Research Paper Volume 10, Issue 4 pp 561—572
The evolution of CpG density and lifespan in conserved primate and mammalian promoters
- 1 Department of Biology and Chemistry, College of Arts and Sciences, SUNY Polytechnic Institute, Utica, NY 13502, USA
- 2 Department of Animal Sciences, University of Minnesota, College of Food, Agricultural, and Natural Resource Sciences, Saint Paul, MN 55108, USA
received: February 19, 2018 ; accepted: April 9, 2018 ; published: April 14, 2018 ;https://doi.org/10.18632/aging.101413
How to Cite
Copyright: McLain and Faulk. This is an open‐access article distributed under the terms of the Creative Commons Attribution License (CC BY 3.0), which permits unrestricted use, distribution, and reproduction in any medium, provided the original author and source are credited.

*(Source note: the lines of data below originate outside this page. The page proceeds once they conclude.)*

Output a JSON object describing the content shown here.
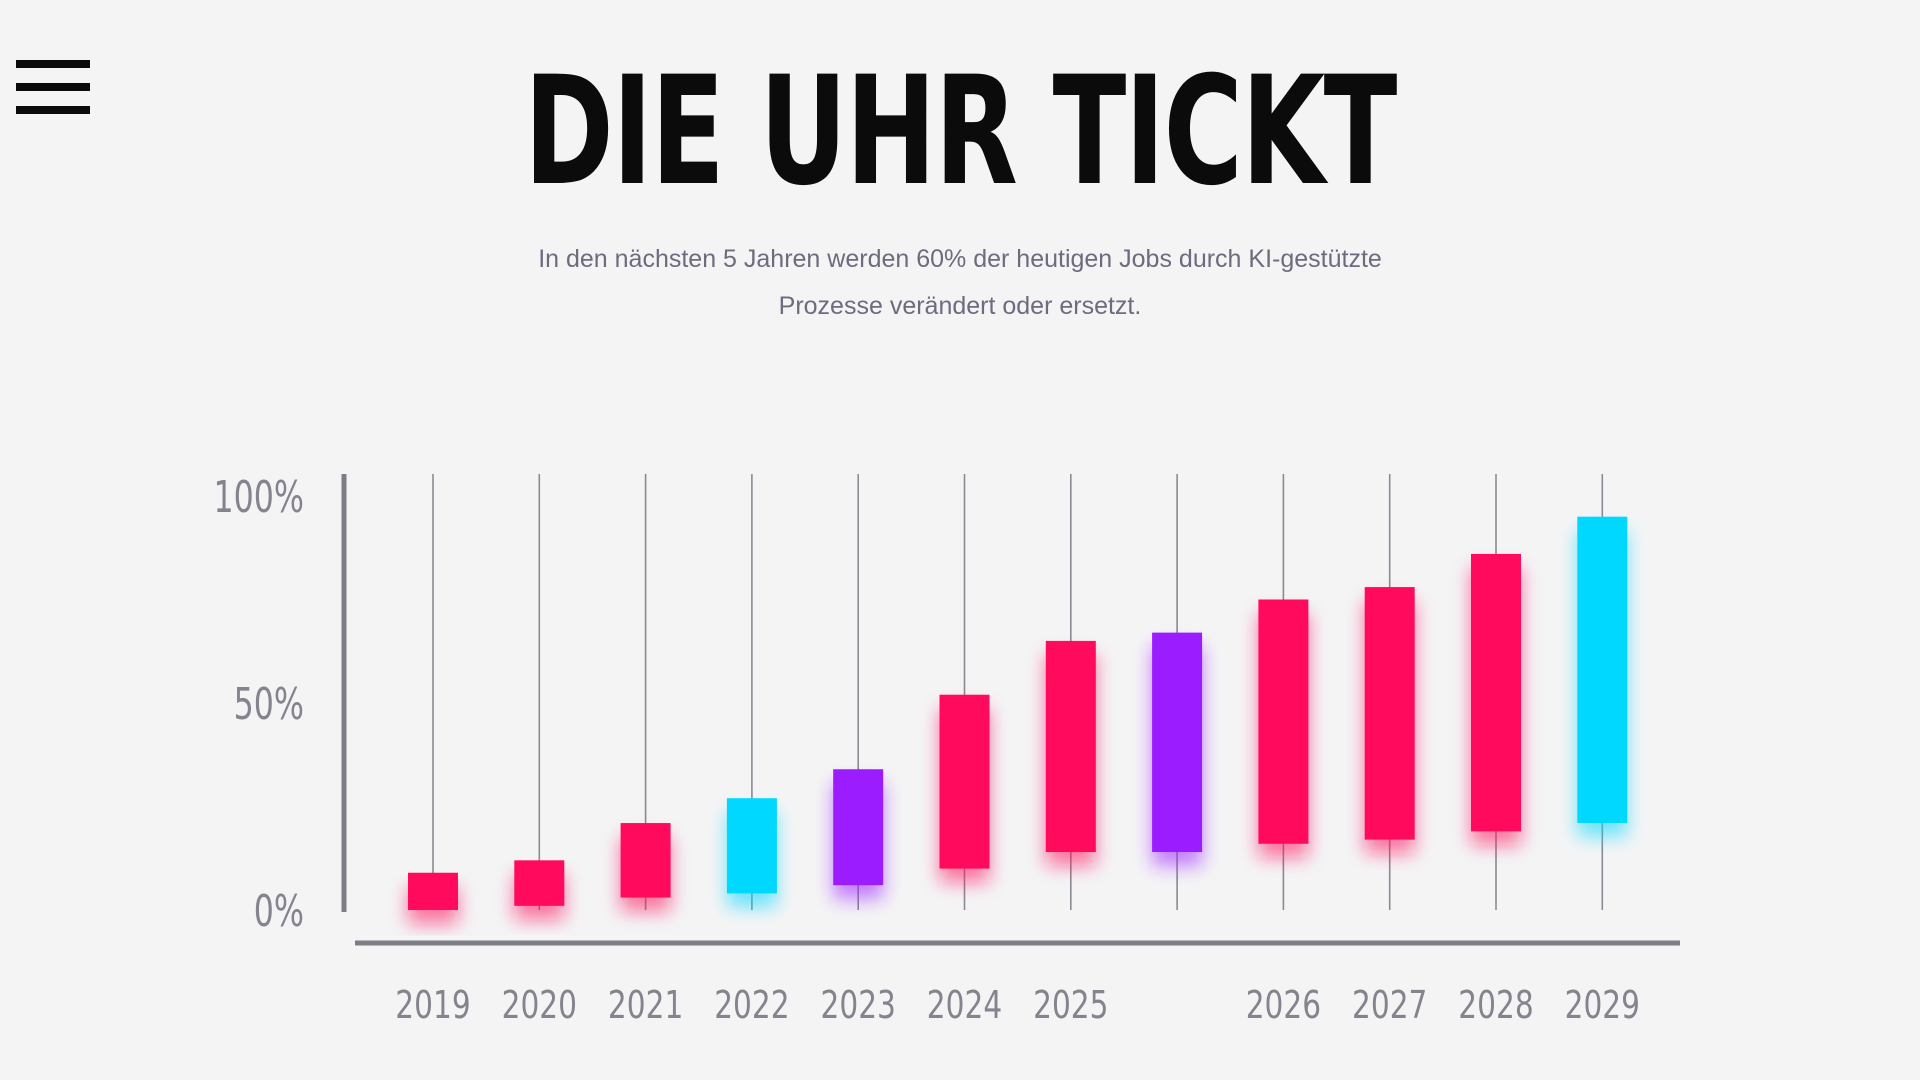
{
  "header": {
    "title": "DIE UHR TICKT",
    "subtitle_line1": "In den nächsten 5 Jahren werden 60% der heutigen Jobs durch KI-gestützte",
    "subtitle_line2": "Prozesse verändert oder ersetzt."
  },
  "menu": {
    "icon": "hamburger-menu-icon"
  },
  "colors": {
    "background": "#f4f4f5",
    "pink": "#ff0a5c",
    "cyan": "#00d8ff",
    "purple": "#9b1dff",
    "axis": "#7d7d86",
    "wick": "#8a8a92",
    "text_muted": "#6e6b7e"
  },
  "chart_data": {
    "type": "candlestick",
    "title": "DIE UHR TICKT",
    "ylim": [
      0,
      100
    ],
    "yticks": [
      {
        "value": 0,
        "label": "0%"
      },
      {
        "value": 50,
        "label": "50%"
      },
      {
        "value": 100,
        "label": "100%"
      }
    ],
    "categories": [
      "2019",
      "2020",
      "2021",
      "2022",
      "2023",
      "2024",
      "2025",
      "",
      "2026",
      "2027",
      "2028",
      "2029"
    ],
    "candles": [
      {
        "label": "2019",
        "low": 0,
        "high": 9,
        "color": "pink"
      },
      {
        "label": "2020",
        "low": 1,
        "high": 12,
        "color": "pink"
      },
      {
        "label": "2021",
        "low": 3,
        "high": 21,
        "color": "pink"
      },
      {
        "label": "2022",
        "low": 4,
        "high": 27,
        "color": "cyan"
      },
      {
        "label": "2023",
        "low": 6,
        "high": 34,
        "color": "purple"
      },
      {
        "label": "2024",
        "low": 10,
        "high": 52,
        "color": "pink"
      },
      {
        "label": "2025",
        "low": 14,
        "high": 65,
        "color": "pink"
      },
      {
        "label": "",
        "low": 14,
        "high": 67,
        "color": "purple"
      },
      {
        "label": "2026",
        "low": 16,
        "high": 75,
        "color": "pink"
      },
      {
        "label": "2027",
        "low": 17,
        "high": 78,
        "color": "pink"
      },
      {
        "label": "2028",
        "low": 19,
        "high": 86,
        "color": "pink"
      },
      {
        "label": "2029",
        "low": 21,
        "high": 95,
        "color": "cyan"
      }
    ]
  }
}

Gene promoters are evolutionarily conserved across holozoans and enriched in CpG sites, the target for DNA methylation. As animals age, the epigenetic pattern of DNA methylation degrades, with highly methylated CpG sites gradually becoming demethylated while CpG islands increase in methylation. Across vertebrates, aging is a trait that varies among species. We used this variation to determine whether promoter CpG density correlates with species’ maximum lifespan. Human promoter sequences were used to identify conserved regions in 131 mammals and a subset of 28 primate genomes. We identified approximately 1000 gene promoters (5% of the total), that significantly correlated CpG density with lifespan. The correlations were performed via the phylogenetic least squares method to account for trait similarity by common descent using phylogenetic branch lengths. Gene set enrichment analysis revealed no significantly enriched pathways or processes, consistent with the hypothesis that aging is not under positive selection. However, within both mammals and primates, 95% of the promoters showed a positive correlation between increasing CpG density and species lifespan, and two thirds were shared between the primate subset and mammalian datasets. Thus, these genes may require greater buffering capacity against age-related dysregulation of DNA methylation in longer-lived species.